In Friuli, per questa ricorrenza, i contadini lasciano un lume acceso, un secchio d’acqua e un po’ di pane sul tavolo prima di andare a dormire, mentre nel Vigevanasco (Vigevano) e in Lomellina si usa mettere in cucina un secchio, l’acqua fresca, una zucca di vino, piena, e sotto il camino il fuoco acceso e le sedie attorno al focolare.

Sempre in Friuli, come anche nelle vallate delle Alpi lombarde, si crede che i morti vadano in pellegrinaggio a certi santuari o in certe chiese lontane dall’abitato, e chi vi entrasse in quella notte le vedrebbe affollate da una moltitudine di gente che non vive più e che scomparirà al canto del gallo o al levar della “bella stella”. 

In questo frangente temporale non vagavano solo le anime dei defunti, ma anche presenze più temibili come demoni e streghe. E’ d’uso in molti luoghi d’Italia, infatti, accendere i falò di Ognissanti, fuochi rituali che illuminano la strada ai morti ma che distruggono le potenze demoniache.

Un esempio ancora oggi perpetuato è il “Fucacoste e cocce priatrorje” di Orsara di Puglia, che va dalla sera del 1° novembre all’alba del giorno seguente. Nei giorni che precedono la ricorrenza, vengono preparate le “cocce priatorije”, zucche con sembianze umane; viene accatastato il legname necessario al falò e si preparano vino, pane, patate, dolci tipici e altri ingredienti per le pietanze che saranno consumati nella notte del 1° novembre, quando in ogni stradina della città si terrà  un banchetto a base di piatti “poveri” ma gustosi e in tutto il paese saranno esposte centinaia di zucche lavorate in modo creativo e illuminate al loro interno, mentre verranno nel frattempo accesi i falò di rami di ginestre in onore ai defunti. Anche qui gli avanzi vengono riservati ai morti, lasciandoli disposti agli angoli delle strade.

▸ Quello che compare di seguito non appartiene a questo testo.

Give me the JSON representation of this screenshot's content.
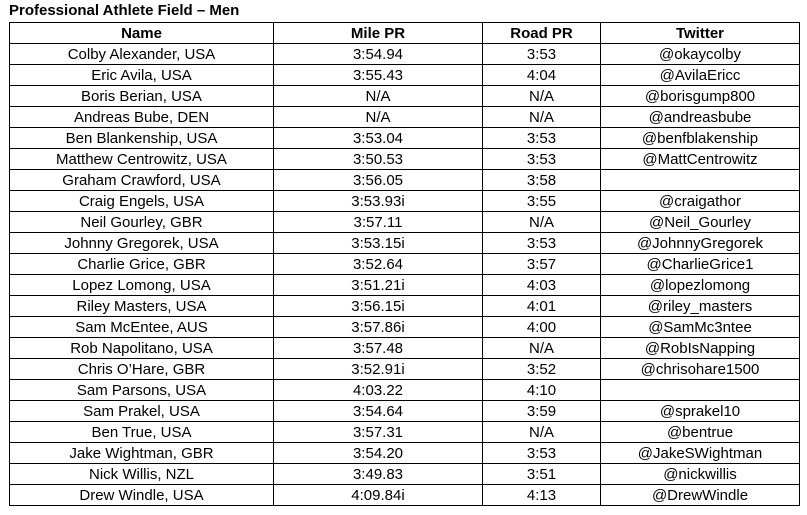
{
  "document": {
    "title": "Professional Athlete Field – Men"
  },
  "table": {
    "headers": [
      "Name",
      "Mile PR",
      "Road PR",
      "Twitter"
    ],
    "rows": [
      {
        "name": "Colby Alexander, USA",
        "mile_pr": "3:54.94",
        "road_pr": "3:53",
        "twitter": "@okaycolby"
      },
      {
        "name": "Eric Avila, USA",
        "mile_pr": "3:55.43",
        "road_pr": "4:04",
        "twitter": "@AvilaEricc"
      },
      {
        "name": "Boris Berian, USA",
        "mile_pr": "N/A",
        "road_pr": "N/A",
        "twitter": "@borisgump800"
      },
      {
        "name": "Andreas Bube, DEN",
        "mile_pr": "N/A",
        "road_pr": "N/A",
        "twitter": "@andreasbube"
      },
      {
        "name": "Ben Blankenship, USA",
        "mile_pr": "3:53.04",
        "road_pr": "3:53",
        "twitter": "@benfblakenship"
      },
      {
        "name": "Matthew Centrowitz, USA",
        "mile_pr": "3:50.53",
        "road_pr": "3:53",
        "twitter": "@MattCentrowitz"
      },
      {
        "name": "Graham Crawford, USA",
        "mile_pr": "3:56.05",
        "road_pr": "3:58",
        "twitter": ""
      },
      {
        "name": "Craig Engels, USA",
        "mile_pr": "3:53.93i",
        "road_pr": "3:55",
        "twitter": "@craigathor"
      },
      {
        "name": "Neil Gourley, GBR",
        "mile_pr": "3:57.11",
        "road_pr": "N/A",
        "twitter": "@Neil_Gourley"
      },
      {
        "name": "Johnny Gregorek, USA",
        "mile_pr": "3:53.15i",
        "road_pr": "3:53",
        "twitter": "@JohnnyGregorek"
      },
      {
        "name": "Charlie Grice, GBR",
        "mile_pr": "3:52.64",
        "road_pr": "3:57",
        "twitter": "@CharlieGrice1"
      },
      {
        "name": "Lopez Lomong, USA",
        "mile_pr": "3:51.21i",
        "road_pr": "4:03",
        "twitter": "@lopezlomong"
      },
      {
        "name": "Riley Masters, USA",
        "mile_pr": "3:56.15i",
        "road_pr": "4:01",
        "twitter": "@riley_masters"
      },
      {
        "name": "Sam McEntee, AUS",
        "mile_pr": "3:57.86i",
        "road_pr": "4:00",
        "twitter": "@SamMc3ntee"
      },
      {
        "name": "Rob Napolitano, USA",
        "mile_pr": "3:57.48",
        "road_pr": "N/A",
        "twitter": "@RobIsNapping"
      },
      {
        "name": "Chris O’Hare, GBR",
        "mile_pr": "3:52.91i",
        "road_pr": "3:52",
        "twitter": "@chrisohare1500"
      },
      {
        "name": "Sam Parsons, USA",
        "mile_pr": "4:03.22",
        "road_pr": "4:10",
        "twitter": ""
      },
      {
        "name": "Sam Prakel, USA",
        "mile_pr": "3:54.64",
        "road_pr": "3:59",
        "twitter": "@sprakel10"
      },
      {
        "name": "Ben True, USA",
        "mile_pr": "3:57.31",
        "road_pr": "N/A",
        "twitter": "@bentrue"
      },
      {
        "name": "Jake Wightman, GBR",
        "mile_pr": "3:54.20",
        "road_pr": "3:53",
        "twitter": "@JakeSWightman"
      },
      {
        "name": "Nick Willis, NZL",
        "mile_pr": "3:49.83",
        "road_pr": "3:51",
        "twitter": "@nickwillis"
      },
      {
        "name": "Drew Windle, USA",
        "mile_pr": "4:09.84i",
        "road_pr": "4:13",
        "twitter": "@DrewWindle"
      }
    ]
  }
}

Per finire, parlando di morti, non si può omettere l’esperienza del lutto.

Nel Sud è infatti usanza, quando muore un proprio caro, coprire tutti gli specchi della casa, in modo da evitare che lo spirito, nel fissare la propria immagine, rimanga imprigionato nell’oggetto riflettente.

Fino a pochi anni fa, in molte regioni meridionali, non era inoltre raro, in queste situazioni, assoldare delle “prefiche”, ovvero delle donne che, vestite con abiti scuri e coperte in viso con un velo nero, si recavano presso la dimora in cui giaceva il defunto e avevano il compito di compiangerlo e decantarne le virtù, spesso arrivando a grida e lamenti molto più forti di quelli degli stessi parenti del morto. Questo “pianto rituale” aveva origini pre-cristiane, si riscontra infatti nelle civiltà greca e romana, e proprio dai romani deriva il loro nome, “prefica” viene infatti dal latino “praeficere”, ovvero “stare a capo, guidare”, da intendersi, in questo contesto, come guidare il pianto.